Over the past 15 years, however, they've been pulled out for scrutiny by art historians, curators, and collectors. "These incredible bodies of drawings in the archives of the different co-ops have given scholars great resources to work with," Kardosh explains. Although he's an admirer of the best Inuit prints, he personally responds to the pulse and immediacy of the drawings. "There's an energy to the drawn line," he says. "It has a different quality from the prints."

Recent interest in the medium suits the 61-year-old Sikkuark, who, three years ago, was forced for health reasons to give up a successful career as a carver in whalebone and stone. At the encouragement of Kardosh, he's been drawing, instead--the only artist in the central Arctic region of Kitikmeot to work two-dimensionally. Some of his sculptures possess a frightening, supernatural character. His drawings, too, may be disturbing or fantastical, with playful elements.

Sikkuark is especially interested in depicting shamans and evil spirits, of which there are many here: disembodied shaman heads soaring like comets through the night sky; more shaman heads, launching themselves from the sea in a spray of water droplets; a tiny evil spirit, standing on a piece of wood and commanding half a dozen moons that shine like searchlights on the horizon. "A shaman has got a powerful spirit," Sikkuark says in the measured English he acquired as a Bible student in Winnipeg in the early 1960s. "I like to draw the power of the shaman."

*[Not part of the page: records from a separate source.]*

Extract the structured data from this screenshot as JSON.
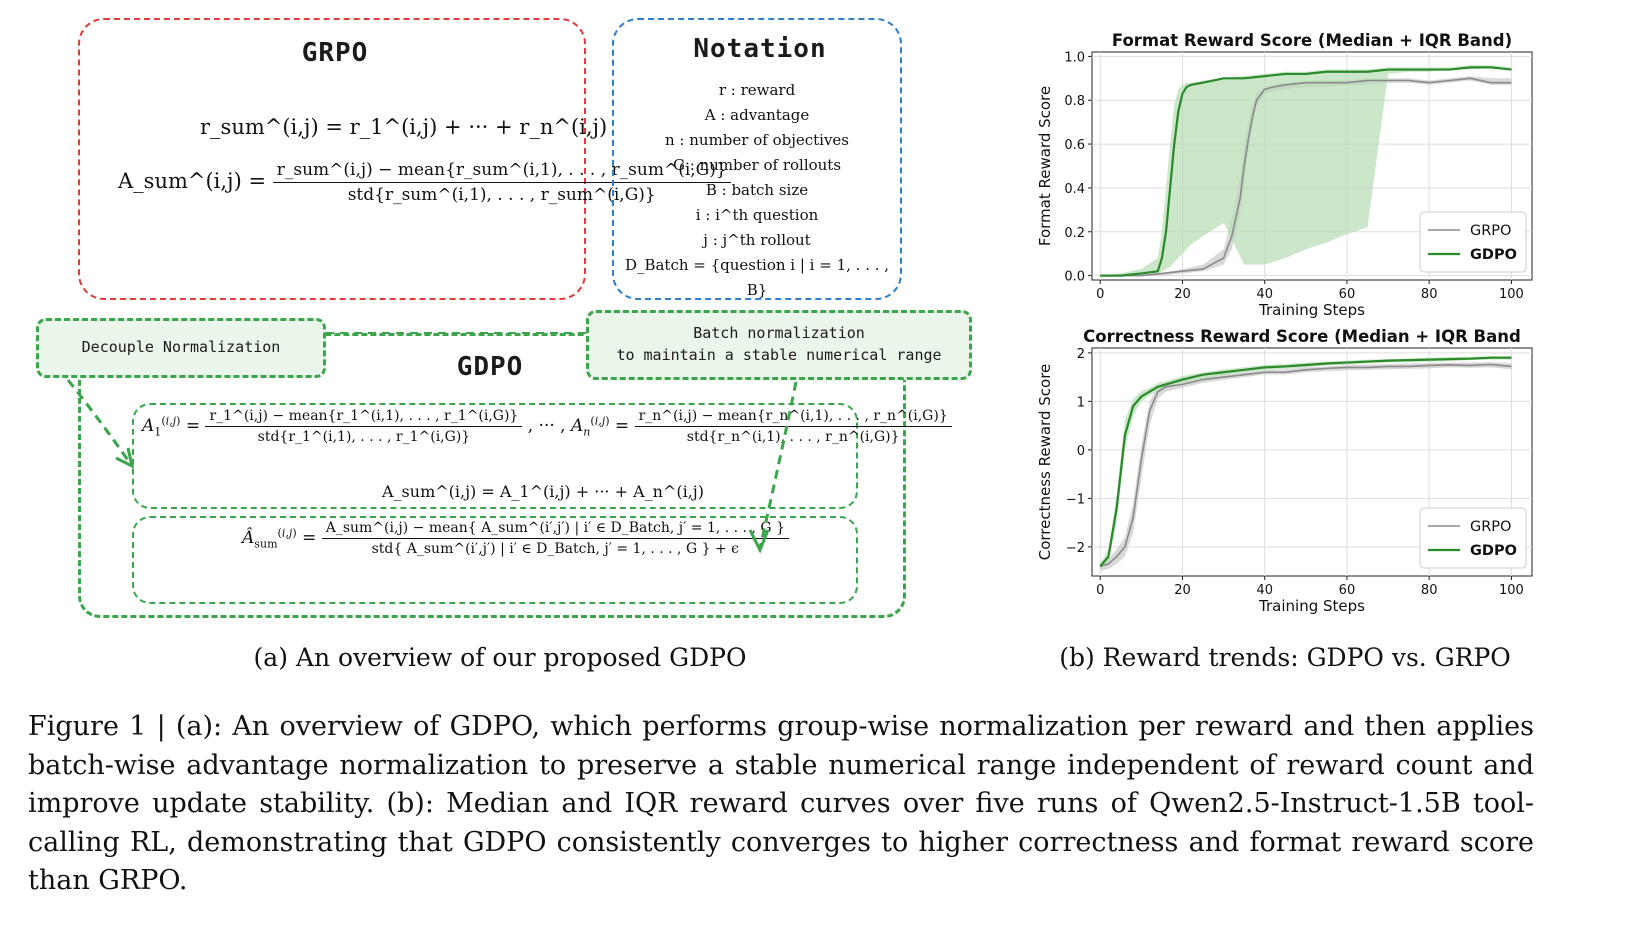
{
  "panel_a": {
    "grpo": {
      "title": "GRPO",
      "eq_sum": "r_sum^(i,j) = r_1^(i,j) + ··· + r_n^(i,j)",
      "eq_adv_lhs": "A_sum^(i,j) =",
      "eq_adv_num": "r_sum^(i,j) − mean{r_sum^(i,1), . . . , r_sum^(i,G)}",
      "eq_adv_den": "std{r_sum^(i,1), . . . , r_sum^(i,G)}"
    },
    "notation": {
      "title": "Notation",
      "lines": [
        "r : reward",
        "A : advantage",
        "n : number of objectives",
        "G : number of rollouts",
        "B : batch size",
        "i : i^th question",
        "j : j^th rollout",
        "D_Batch = {question i | i = 1, . . . , B}"
      ]
    },
    "gdpo": {
      "title": "GDPO",
      "callout_left": "Decouple Normalization",
      "callout_right_line1": "Batch normalization",
      "callout_right_line2": "to maintain a stable numerical range",
      "eq1_num": "r_1^(i,j) − mean{r_1^(i,1), . . . , r_1^(i,G)}",
      "eq1_den": "std{r_1^(i,1), . . . , r_1^(i,G)}",
      "eqn_num": "r_n^(i,j) − mean{r_n^(i,1), . . . , r_n^(i,G)}",
      "eqn_den": "std{r_n^(i,1), . . . , r_n^(i,G)}",
      "eq_sum": "A_sum^(i,j) = A_1^(i,j) + ··· + A_n^(i,j)",
      "eq_hat_num": "A_sum^(i,j) − mean{ A_sum^(i′,j′) | i′ ∈ D_Batch, j′ = 1, . . . , G }",
      "eq_hat_den": "std{ A_sum^(i′,j′) | i′ ∈ D_Batch, j′ = 1, . . . , G } + ϵ"
    },
    "subcaption": "(a) An overview of our proposed GDPO"
  },
  "panel_b": {
    "subcaption": "(b) Reward trends: GDPO vs. GRPO"
  },
  "figure_caption": "Figure 1 | (a): An overview of GDPO, which performs group-wise normalization per reward and then applies batch-wise advantage normalization to preserve a stable numerical range independent of reward count and improve update stability. (b): Median and IQR reward curves over five runs of Qwen2.5-Instruct-1.5B tool-calling RL, demonstrating that GDPO consistently converges to higher correctness and format reward score than GRPO.",
  "colors": {
    "gdpo_line": "#2a8a2a",
    "gdpo_band": "#b7dcb3",
    "grpo_line": "#8a8a8a",
    "grpo_band": "#c9c9c9",
    "red_box": "#e03b3b",
    "blue_box": "#2f7fc8",
    "green_box": "#3aa54a"
  },
  "chart_data": [
    {
      "type": "line",
      "title": "Format Reward Score (Median + IQR Band)",
      "xlabel": "Training Steps",
      "ylabel": "Format Reward Score",
      "xlim": [
        -2,
        105
      ],
      "ylim": [
        -0.02,
        1.02
      ],
      "xticks": [
        "0",
        "20",
        "40",
        "60",
        "80",
        "100"
      ],
      "yticks": [
        "0.0",
        "0.2",
        "0.4",
        "0.6",
        "0.8",
        "1.0"
      ],
      "grid": true,
      "legend_position": "lower-right",
      "series": [
        {
          "name": "GRPO",
          "x": [
            0,
            5,
            10,
            15,
            20,
            25,
            30,
            32,
            34,
            35,
            36,
            37,
            38,
            40,
            42,
            45,
            50,
            55,
            60,
            65,
            70,
            75,
            80,
            85,
            90,
            95,
            100
          ],
          "y": [
            0.0,
            0.0,
            0.0,
            0.01,
            0.02,
            0.03,
            0.08,
            0.18,
            0.35,
            0.5,
            0.62,
            0.72,
            0.8,
            0.85,
            0.86,
            0.87,
            0.88,
            0.88,
            0.88,
            0.89,
            0.89,
            0.89,
            0.88,
            0.89,
            0.9,
            0.88,
            0.88
          ],
          "q1": [
            0.0,
            0.0,
            0.0,
            0.0,
            0.01,
            0.02,
            0.05,
            0.12,
            0.28,
            0.42,
            0.56,
            0.68,
            0.77,
            0.83,
            0.84,
            0.85,
            0.86,
            0.86,
            0.87,
            0.87,
            0.88,
            0.88,
            0.87,
            0.88,
            0.89,
            0.87,
            0.87
          ],
          "q3": [
            0.0,
            0.0,
            0.0,
            0.01,
            0.03,
            0.05,
            0.12,
            0.26,
            0.45,
            0.6,
            0.7,
            0.78,
            0.83,
            0.86,
            0.87,
            0.88,
            0.89,
            0.89,
            0.89,
            0.9,
            0.9,
            0.9,
            0.89,
            0.9,
            0.91,
            0.9,
            0.9
          ]
        },
        {
          "name": "GDPO",
          "x": [
            0,
            5,
            10,
            14,
            15,
            16,
            17,
            18,
            19,
            20,
            21,
            22,
            25,
            30,
            35,
            40,
            45,
            50,
            55,
            60,
            65,
            70,
            75,
            80,
            85,
            90,
            95,
            100
          ],
          "y": [
            0.0,
            0.0,
            0.01,
            0.02,
            0.08,
            0.2,
            0.4,
            0.6,
            0.75,
            0.83,
            0.86,
            0.87,
            0.88,
            0.9,
            0.9,
            0.91,
            0.92,
            0.92,
            0.93,
            0.93,
            0.93,
            0.94,
            0.94,
            0.94,
            0.94,
            0.95,
            0.95,
            0.94
          ],
          "q1": [
            0.0,
            0.0,
            0.0,
            0.01,
            0.02,
            0.03,
            0.04,
            0.06,
            0.08,
            0.1,
            0.12,
            0.14,
            0.18,
            0.24,
            0.05,
            0.05,
            0.08,
            0.12,
            0.15,
            0.19,
            0.22,
            0.92,
            0.93,
            0.93,
            0.94,
            0.94,
            0.95,
            0.94
          ],
          "q3": [
            0.0,
            0.01,
            0.03,
            0.08,
            0.2,
            0.4,
            0.6,
            0.78,
            0.85,
            0.87,
            0.88,
            0.88,
            0.89,
            0.9,
            0.91,
            0.92,
            0.93,
            0.93,
            0.94,
            0.94,
            0.94,
            0.95,
            0.95,
            0.95,
            0.95,
            0.96,
            0.96,
            0.95
          ]
        }
      ]
    },
    {
      "type": "line",
      "title": "Correctness Reward Score (Median + IQR Band",
      "xlabel": "Training Steps",
      "ylabel": "Correctness Reward Score",
      "xlim": [
        -2,
        105
      ],
      "ylim": [
        -2.6,
        2.1
      ],
      "xticks": [
        "0",
        "20",
        "40",
        "60",
        "80",
        "100"
      ],
      "yticks": [
        "−2",
        "−1",
        "0",
        "1",
        "2"
      ],
      "grid": true,
      "legend_position": "lower-right",
      "series": [
        {
          "name": "GRPO",
          "x": [
            0,
            2,
            4,
            6,
            8,
            10,
            12,
            14,
            16,
            20,
            25,
            30,
            35,
            40,
            45,
            50,
            55,
            60,
            65,
            70,
            75,
            80,
            85,
            90,
            95,
            100
          ],
          "y": [
            -2.4,
            -2.35,
            -2.2,
            -2.0,
            -1.4,
            -0.2,
            0.8,
            1.2,
            1.3,
            1.35,
            1.45,
            1.5,
            1.55,
            1.6,
            1.6,
            1.65,
            1.68,
            1.7,
            1.7,
            1.72,
            1.72,
            1.74,
            1.75,
            1.74,
            1.76,
            1.72
          ],
          "q1": [
            -2.5,
            -2.45,
            -2.35,
            -2.2,
            -1.7,
            -0.6,
            0.5,
            1.05,
            1.2,
            1.28,
            1.38,
            1.44,
            1.5,
            1.55,
            1.55,
            1.6,
            1.62,
            1.64,
            1.65,
            1.66,
            1.67,
            1.68,
            1.7,
            1.69,
            1.7,
            1.66
          ],
          "q3": [
            -2.3,
            -2.25,
            -2.05,
            -1.8,
            -1.1,
            0.1,
            1.0,
            1.3,
            1.38,
            1.42,
            1.5,
            1.56,
            1.6,
            1.65,
            1.66,
            1.7,
            1.72,
            1.75,
            1.76,
            1.77,
            1.78,
            1.79,
            1.8,
            1.8,
            1.81,
            1.78
          ]
        },
        {
          "name": "GDPO",
          "x": [
            0,
            2,
            4,
            6,
            8,
            10,
            12,
            14,
            16,
            20,
            25,
            30,
            35,
            40,
            45,
            50,
            55,
            60,
            65,
            70,
            75,
            80,
            85,
            90,
            95,
            100
          ],
          "y": [
            -2.4,
            -2.2,
            -1.2,
            0.3,
            0.9,
            1.1,
            1.2,
            1.3,
            1.35,
            1.45,
            1.55,
            1.6,
            1.65,
            1.7,
            1.72,
            1.75,
            1.78,
            1.8,
            1.82,
            1.84,
            1.85,
            1.86,
            1.87,
            1.88,
            1.9,
            1.9
          ],
          "q1": [
            -2.45,
            -2.3,
            -1.5,
            0.0,
            0.7,
            1.0,
            1.12,
            1.22,
            1.28,
            1.38,
            1.48,
            1.54,
            1.6,
            1.65,
            1.67,
            1.7,
            1.74,
            1.76,
            1.78,
            1.8,
            1.81,
            1.82,
            1.83,
            1.85,
            1.86,
            1.86
          ],
          "q3": [
            -2.35,
            -2.05,
            -0.9,
            0.6,
            1.05,
            1.2,
            1.28,
            1.38,
            1.42,
            1.52,
            1.6,
            1.66,
            1.7,
            1.75,
            1.77,
            1.8,
            1.82,
            1.84,
            1.86,
            1.87,
            1.88,
            1.9,
            1.91,
            1.92,
            1.93,
            1.93
          ]
        }
      ]
    }
  ]
}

Of the three visiting artists, Kananginak embraces the most literal approach to the visible world. A sculptor, former printerstonecutter, and first president of the West Baffin Eskimo Co-operative, he is best known for his carefully observed depictions of wildlife, including the drawings of owls, ravens, falcon, and geese on view here. "I started making little human figures as a young boy and sold them to the Hudson's Bay Company," Kananginak recalls through an interpreter. "That's what started the process."

Born in 1935 at Ikirasaq, a small hunting camp on the southwest coast of Baffin Island, he too grew up on the land, and supported himself as a trapper before moving to Cape Dorset in 1957. Recently, he has produced a series of highly detailed drawings of remembered and re-imagined scenes of contact between Inuit and kadlunak ("white people"), including an image of a bespectacled, pipe-smoking Roman Catholic priest who was called Iglalikutaaq, "Tall Guy With Glasses". Each work is inscribed by the artist in syllabics, and each includes astonishingly detailed renderings of clothing, tools, and accoutrements.

"The Inuit did not know what was about to occur," Kananginak intones, reading his own description of a scene in which a Scottish whaler whoops it up with an inebriated Inuit hunter. "They have gone through [a] drastic transition since the kadlunak first arrived. Drastic changes." Like Kigusiuq, Kananginak is sweating in the unaccustomed heat. He isn't apologizing for his art, however. Not at all.